KOMPAS/DIONISIUS REYNALDO TRIWIBOWO
Plang kawasan inti ibu kota negara terpasang di sekitar permukiman warga di Desa Bumi Harapan, Kecamatan Sepaku, Kabupaten Penajam Paser Utara, Kalimantan Timur, Senin (14/3/2022).
Semua langkah yang disebutkan di atas tentu saja belum memadai untuk menyelesaikan semua persoalan. Namun, prinsipnya adalah bahwa pembangunan IKN tidak boleh menjadi sarana social exclusionary atau sarana penyaringan masyarakat. Semua berhak hidup dan tinggal di IKN, termasuk masyarakat asli yang terdampak pembangunan. Demikian juga masyarakat yang terpaksa pindah dari tempat tinggalnya di IKN harus mendapat ganti rugi lahir batin yang memadai.

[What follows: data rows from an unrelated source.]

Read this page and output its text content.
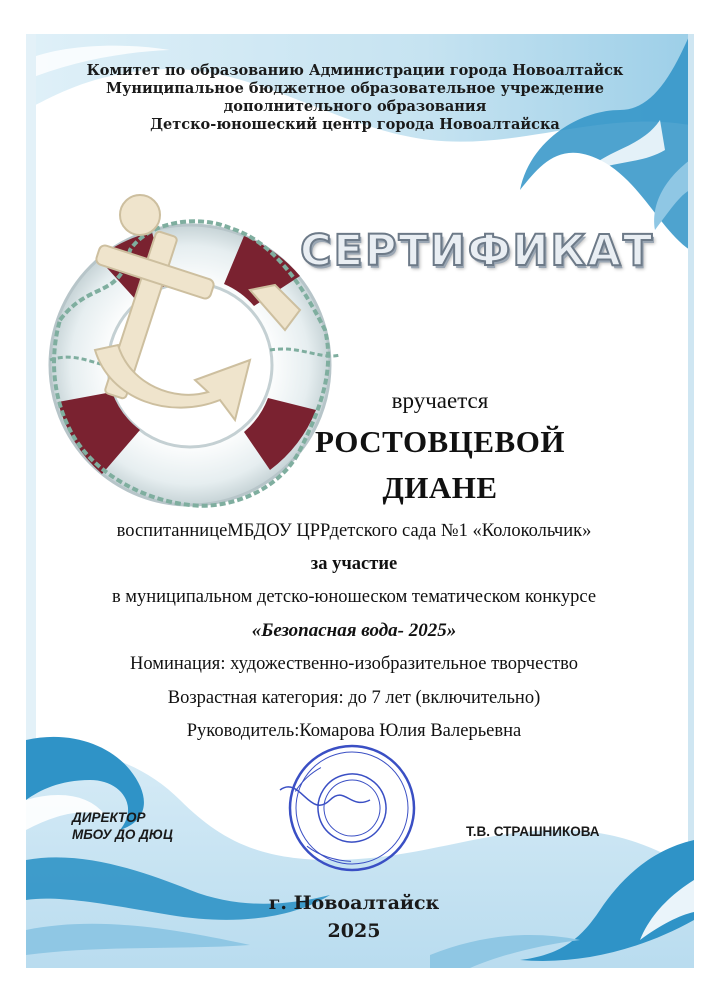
Комитет по образованию Администрации города Новоалтайск
Муниципальное бюджетное образовательное учреждение
дополнительного образования
Детско-юношеский центр города Новоалтайска
СЕРТИФИКАТ
вручается
РОСТОВЦЕВОЙ
ДИАНЕ
воспитанницеМБДОУ ЦРРдетского сада №1 «Колокольчик»
за участие
в муниципальном детско-юношеском тематическом конкурсе
«Безопасная вода- 2025»
Номинация: художественно-изобразительное творчество
Возрастная категория: до 7 лет (включительно)
Руководитель:Комарова Юлия Валерьевна
ДИРЕКТОР
МБОУ ДО ДЮЦ	Т.В. СТРАШНИКОВА
г. Новоалтайск
2025
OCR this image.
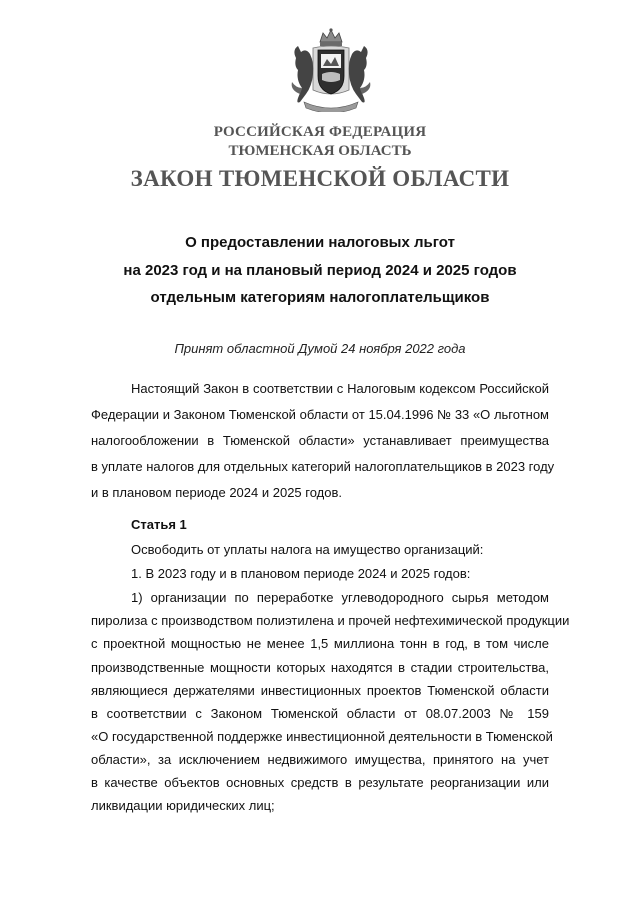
РОССИЙСКАЯ ФЕДЕРАЦИЯ
ТЮМЕНСКАЯ ОБЛАСТЬ
ЗАКОН ТЮМЕНСКОЙ ОБЛАСТИ
О предоставлении налоговых льгот
на 2023 год и на плановый период 2024 и 2025 годов
отдельным категориям налогоплательщиков
Принят областной Думой 24 ноября 2022 года
Настоящий Закон в соответствии с Налоговым кодексом Российской
Федерации и Законом Тюменской области от 15.04.1996 № 33 «О льготном
налогообложении в Тюменской области» устанавливает преимущества
в уплате налогов для отдельных категорий налогоплательщиков в 2023 году
и в плановом периоде 2024 и 2025 годов.
Статья 1
Освободить от уплаты налога на имущество организаций:
1. В 2023 году и в плановом периоде 2024 и 2025 годов:
1) организации по переработке углеводородного сырья методом
пиролиза с производством полиэтилена и прочей нефтехимической продукции
с проектной мощностью не менее 1,5 миллиона тонн в год, в том числе
производственные мощности которых находятся в стадии строительства,
являющиеся держателями инвестиционных проектов Тюменской области
в соответствии с Законом Тюменской области от 08.07.2003 № 159
«О государственной поддержке инвестиционной деятельности в Тюменской
области», за исключением недвижимого имущества, принятого на учет
в качестве объектов основных средств в результате реорганизации или
ликвидации юридических лиц;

Di hadapan media, Kepala Otorita IKN Bambang Susantono menyebutkan bahwa IKN adalah kota untuk semua, a city for all (Kompas.com 10/3/2022). Namun, sayangnya, sampai hari ini tanda-tanda ke arah sana belum tampak. Pembangunan IKN malah cenderung berkutat mengurusi kapitalis (mencari investor) dan mengurusi birokrat (membangun gedung dan perumahan untuk pejabat negara dan ASN). Sementara masyarakat terdampak IKN masih dalam situasi serba terombang-ambing nasib masa depannya.
Saat ini perhatian seluruh rakyat Indonesia sedang tertuju kepada pembangunan IKN. Dan, dari situ rakyat juga akan menilai, negara berpihak kepada siapa.